Chair of the Governing Body of TUS, Josephine Feehily, told the students: “Your education with TUS has been about more than the parchment you will soon receive.
“You will find values to be useful anchors in a complex, changing and more uncertain world. A world where questions are being asked about many institutions in Ireland and elsewhere.
“Institutions that we took for granted – ranging from media to churches to the international order and the global economy. Questions about whether those institutions are up to the challenges of uncertainty…not to mention the challenges of A.I., of war, of climate, and who knows what next?”
Students were conferred with degrees across a broad range of areas, including Doctoral and Research Masters degrees in subjects ranging from Fine Art and Media through to Software and Computer Engineering, Polymers, Pharmaceutical Sciences, Sports and Health.
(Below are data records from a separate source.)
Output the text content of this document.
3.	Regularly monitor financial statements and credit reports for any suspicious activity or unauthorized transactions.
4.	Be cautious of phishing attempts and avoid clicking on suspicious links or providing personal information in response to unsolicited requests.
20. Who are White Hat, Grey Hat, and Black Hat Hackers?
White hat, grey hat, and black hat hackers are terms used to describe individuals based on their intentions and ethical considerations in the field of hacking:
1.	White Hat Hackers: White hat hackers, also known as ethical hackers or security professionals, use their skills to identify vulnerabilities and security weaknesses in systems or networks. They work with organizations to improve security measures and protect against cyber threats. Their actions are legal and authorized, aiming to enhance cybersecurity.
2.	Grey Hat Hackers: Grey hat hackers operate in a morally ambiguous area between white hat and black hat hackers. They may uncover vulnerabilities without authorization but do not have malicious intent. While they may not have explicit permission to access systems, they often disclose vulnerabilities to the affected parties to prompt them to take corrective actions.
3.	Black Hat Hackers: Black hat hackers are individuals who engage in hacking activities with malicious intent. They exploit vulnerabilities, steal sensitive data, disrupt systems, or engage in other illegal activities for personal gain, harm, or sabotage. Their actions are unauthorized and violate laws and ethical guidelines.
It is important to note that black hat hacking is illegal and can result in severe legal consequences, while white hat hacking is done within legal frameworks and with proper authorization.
Clodagh Henderson and Shruti Nadgouda who graduated from TUS with special commendations spoke with I Love Limerick’s Richard Lynch, who is a TUS alumni.
Clodagh said, “Oh my God, it’s crazy. I’ve done five full years of college now. So it’s going to be nice and sad to see the back of it as well.”
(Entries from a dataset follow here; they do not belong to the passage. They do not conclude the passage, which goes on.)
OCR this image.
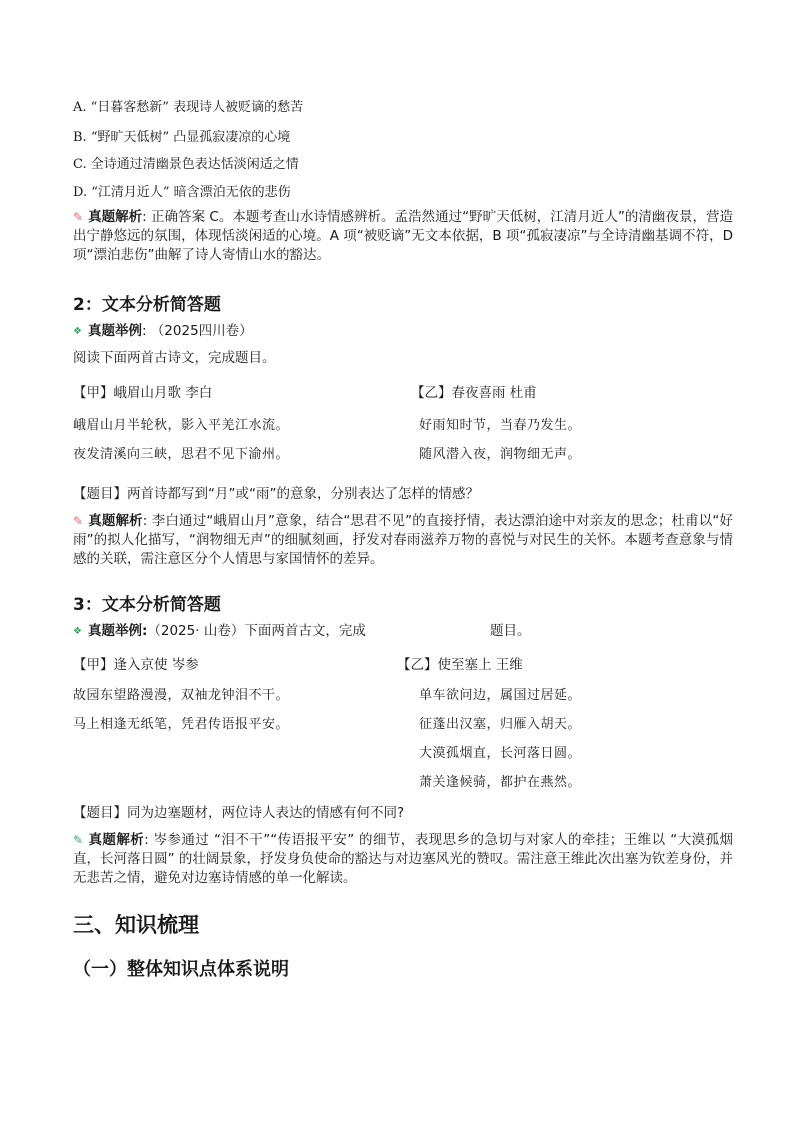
A. “日暮客愁新” 表现诗人被贬谪的愁苦
B. “野旷天低树” 凸显孤寂凄凉的心境
C. 全诗通过清幽景色表达恬淡闲适之情
D. “江清月近人” 暗含漂泊无依的悲伤
✎ 真题解析: 正确答案 C。本题考查山水诗情感辨析。孟浩然通过“野旷天低树，江清月近人”的清幽夜景，营造出宁静悠远的氛围，体现恬淡闲适的心境。A 项“被贬谪”无文本依据，B 项“孤寂凄凉”与全诗清幽基调不符，D 项“漂泊悲伤”曲解了诗人寄情山水的豁达。
2：文本分析简答题
❖ 真题举例: （2025四川卷）
阅读下面两首古诗文，完成题目。
【甲】峨眉山月歌 李白
峨眉山月半轮秋，影入平羌江水流。
夜发清溪向三峡，思君不见下渝州。
【乙】春夜喜雨 杜甫
好雨知时节，当春乃发生。
随风潜入夜，润物细无声。
【题目】两首诗都写到“月”或“雨”的意象，分别表达了怎样的情感？
✎ 真题解析: 李白通过“峨眉山月”意象，结合“思君不见”的直接抒情，表达漂泊途中对亲友的思念；杜甫以“好雨”的拟人化描写，“润物细无声”的细腻刻画，抒发对春雨滋养万物的喜悦与对民生的关怀。本题考查意象与情感的关联，需注意区分个人情思与家国情怀的差异。
3：文本分析简答题
❖ 真题举例:（2025· 山卷）下面两首古文，完成	题目。
【甲】逢入京使 岑参
故园东望路漫漫，双袖龙钟泪不干。
马上相逢无纸笔，凭君传语报平安。
【乙】使至塞上 王维
单车欲问边，属国过居延。
征蓬出汉塞，归雁入胡天。
大漠孤烟直，长河落日圆。
萧关逢候骑，都护在燕然。
【题目】同为边塞题材，两位诗人表达的情感有何不同?
✎ 真题解析: 岑参通过 “泪不干”“传语报平安” 的细节，表现思乡的急切与对家人的牵挂；王维以 “大漠孤烟直，长河落日圆” 的壮阔景象，抒发身负使命的豁达与对边塞风光的赞叹。需注意王维此次出塞为钦差身份，并无悲苦之情，避免对边塞诗情感的单一化解读。
三、知识梳理
（一）整体知识点体系说明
Speaking about the special commendations the pair were receiving, Clodagh added,”We were at the Student Digital Media Awards and we won awards for Digital Student of the Year, we got first and second. So it’s really cool.”
Shruti, who graduated with a Masters says she had a “lovely” experience studying at TUS. Shruti said, “I am coming back from work to study so it was the one-year course that I did for a Master’s. It’s really practical and it was lovely; the lecturers are so good, it was just great to be back.”